No que diz respeito à prevenção, a psicóloga Rute Agulhas defende que é preciso apostar no tratamento dos abusadores sexuais, uma vez que a probabilidade de reincidência é muito alta, se não forem alvo de uma intervenção especializada.

“Ficamos todos ingenuamente tranquilos quando a pessoa vai presa x anos, mas entretanto sai e vai repetir o comportamento. A intervenção [psicológica nestes casos] é muito exigente e muito complexa, mas sem ela muitas outras crianças poderão vir a ser vítimas daquela pessoa”, alerta.

Para a especialista, a intervenção tem de ser estendida igualmente a pessoas que tenham fantasias sexuais com menores mas que ainda não cometeram nenhum crime.
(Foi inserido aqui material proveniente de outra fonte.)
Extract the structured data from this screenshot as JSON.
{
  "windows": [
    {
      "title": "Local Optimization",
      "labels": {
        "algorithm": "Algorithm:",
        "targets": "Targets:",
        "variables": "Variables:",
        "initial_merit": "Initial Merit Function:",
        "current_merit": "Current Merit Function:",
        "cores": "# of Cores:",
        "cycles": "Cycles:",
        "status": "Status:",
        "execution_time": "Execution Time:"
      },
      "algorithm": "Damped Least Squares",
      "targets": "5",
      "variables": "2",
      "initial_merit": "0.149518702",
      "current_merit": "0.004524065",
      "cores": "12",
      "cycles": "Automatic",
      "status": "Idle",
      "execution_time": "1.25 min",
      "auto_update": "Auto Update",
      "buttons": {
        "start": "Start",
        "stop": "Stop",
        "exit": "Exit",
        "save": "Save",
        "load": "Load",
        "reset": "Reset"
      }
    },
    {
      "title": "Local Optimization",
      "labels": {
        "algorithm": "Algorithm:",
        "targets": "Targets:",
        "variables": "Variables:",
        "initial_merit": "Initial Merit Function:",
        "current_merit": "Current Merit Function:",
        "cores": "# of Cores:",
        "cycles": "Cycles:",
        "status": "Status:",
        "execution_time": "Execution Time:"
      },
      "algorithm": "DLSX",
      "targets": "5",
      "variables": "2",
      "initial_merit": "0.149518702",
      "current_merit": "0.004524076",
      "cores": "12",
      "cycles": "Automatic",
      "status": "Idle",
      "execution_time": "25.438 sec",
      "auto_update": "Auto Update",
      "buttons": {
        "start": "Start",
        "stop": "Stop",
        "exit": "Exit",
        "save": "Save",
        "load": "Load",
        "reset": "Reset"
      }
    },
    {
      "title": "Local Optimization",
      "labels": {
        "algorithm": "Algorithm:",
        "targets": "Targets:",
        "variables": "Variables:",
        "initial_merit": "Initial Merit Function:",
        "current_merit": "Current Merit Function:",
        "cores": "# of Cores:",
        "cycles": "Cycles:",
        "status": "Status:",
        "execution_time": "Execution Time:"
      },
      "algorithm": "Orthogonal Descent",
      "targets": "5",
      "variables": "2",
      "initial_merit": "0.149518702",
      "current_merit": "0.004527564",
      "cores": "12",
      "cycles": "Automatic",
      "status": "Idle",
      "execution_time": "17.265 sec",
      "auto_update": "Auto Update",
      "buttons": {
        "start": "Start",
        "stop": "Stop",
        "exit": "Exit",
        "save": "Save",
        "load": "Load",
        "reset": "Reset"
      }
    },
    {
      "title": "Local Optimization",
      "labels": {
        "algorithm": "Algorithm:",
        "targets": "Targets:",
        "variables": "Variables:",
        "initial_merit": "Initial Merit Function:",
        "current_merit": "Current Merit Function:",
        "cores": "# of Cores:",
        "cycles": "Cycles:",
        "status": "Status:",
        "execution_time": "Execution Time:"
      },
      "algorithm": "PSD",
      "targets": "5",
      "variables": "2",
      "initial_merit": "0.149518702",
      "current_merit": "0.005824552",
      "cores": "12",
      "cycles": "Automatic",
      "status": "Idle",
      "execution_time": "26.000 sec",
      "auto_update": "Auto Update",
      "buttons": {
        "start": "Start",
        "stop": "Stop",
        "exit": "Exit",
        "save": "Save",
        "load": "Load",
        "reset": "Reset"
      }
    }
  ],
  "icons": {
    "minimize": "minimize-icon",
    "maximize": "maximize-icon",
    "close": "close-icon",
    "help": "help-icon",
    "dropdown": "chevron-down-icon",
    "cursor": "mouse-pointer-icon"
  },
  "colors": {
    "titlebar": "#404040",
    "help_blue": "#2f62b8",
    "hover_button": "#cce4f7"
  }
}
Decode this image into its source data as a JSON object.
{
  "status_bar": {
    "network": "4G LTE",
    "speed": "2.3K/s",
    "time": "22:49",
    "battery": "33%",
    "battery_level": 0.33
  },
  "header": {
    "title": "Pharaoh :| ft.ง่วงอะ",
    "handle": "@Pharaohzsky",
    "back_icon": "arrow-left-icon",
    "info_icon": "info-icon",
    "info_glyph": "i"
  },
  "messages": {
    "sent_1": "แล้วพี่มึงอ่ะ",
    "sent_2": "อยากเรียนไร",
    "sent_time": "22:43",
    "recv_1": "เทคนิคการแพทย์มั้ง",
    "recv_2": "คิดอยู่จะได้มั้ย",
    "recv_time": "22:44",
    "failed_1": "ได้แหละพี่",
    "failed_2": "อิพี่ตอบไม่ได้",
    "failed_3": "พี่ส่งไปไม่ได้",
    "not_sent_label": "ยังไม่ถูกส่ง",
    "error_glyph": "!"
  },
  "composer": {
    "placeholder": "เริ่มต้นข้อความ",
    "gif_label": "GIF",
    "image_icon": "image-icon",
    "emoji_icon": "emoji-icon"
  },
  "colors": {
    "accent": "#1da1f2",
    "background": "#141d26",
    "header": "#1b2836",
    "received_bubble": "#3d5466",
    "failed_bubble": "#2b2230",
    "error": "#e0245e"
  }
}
Para isso, é necessário criar mecanismos anonimizados que permitam que possam pedir ajuda.

Viver com as memórias

Relativamente às vítimas, Rute Agulhas explica que não é possível “curar o trauma”, mas é possível, com acompanhamento psicológico, aprender a viver com ele. “Não há uma borracha mágica que apague a memória de abusos. Mas com um processo de intervenção especializado é possível aprender a viver com estas memórias e fazer com que não interfiram no funcionamento e no bem-estar da pessoa”, diz.

Neste processo, os grupos de ajuda mútua, que juntam vítimas de violência sexual, podem desempenhar um papel muito importante na recuperação, proporcionando um espaço seguro para falarem do que aconteceu.

A Associação Portuguesa de Apoio à Vítima, a Associação de Mulheres Contra a Violência, a associação Quebrar o Silêncio e o grupo Emancipação, Igualdade e Recuperação da UMAR dão um apoio fundamental nesta área.

“Que voz é esta?” é o nome do podcast do Expresso dedicado à saúde mental. Todas as semanas, as jornalistas Joana Pereira Bastos e Helena Bento dão voz a quem vive com ansiedade, depressão, fobia ou outros problemas de saúde mental, ouvindo igualmente os mais reputados especialistas nestas áreas. Sem estigma nem rodeios, fala-se de doenças e sintomas, tratamentos e terapias, mas também de prevenção e das melhores estratégias para promover o bem-estar psicológico. O podcast conta com o apoio científico de José Miguel Caldas de Almeida, psiquiatra e ex-coordenador nacional para a saúde mental.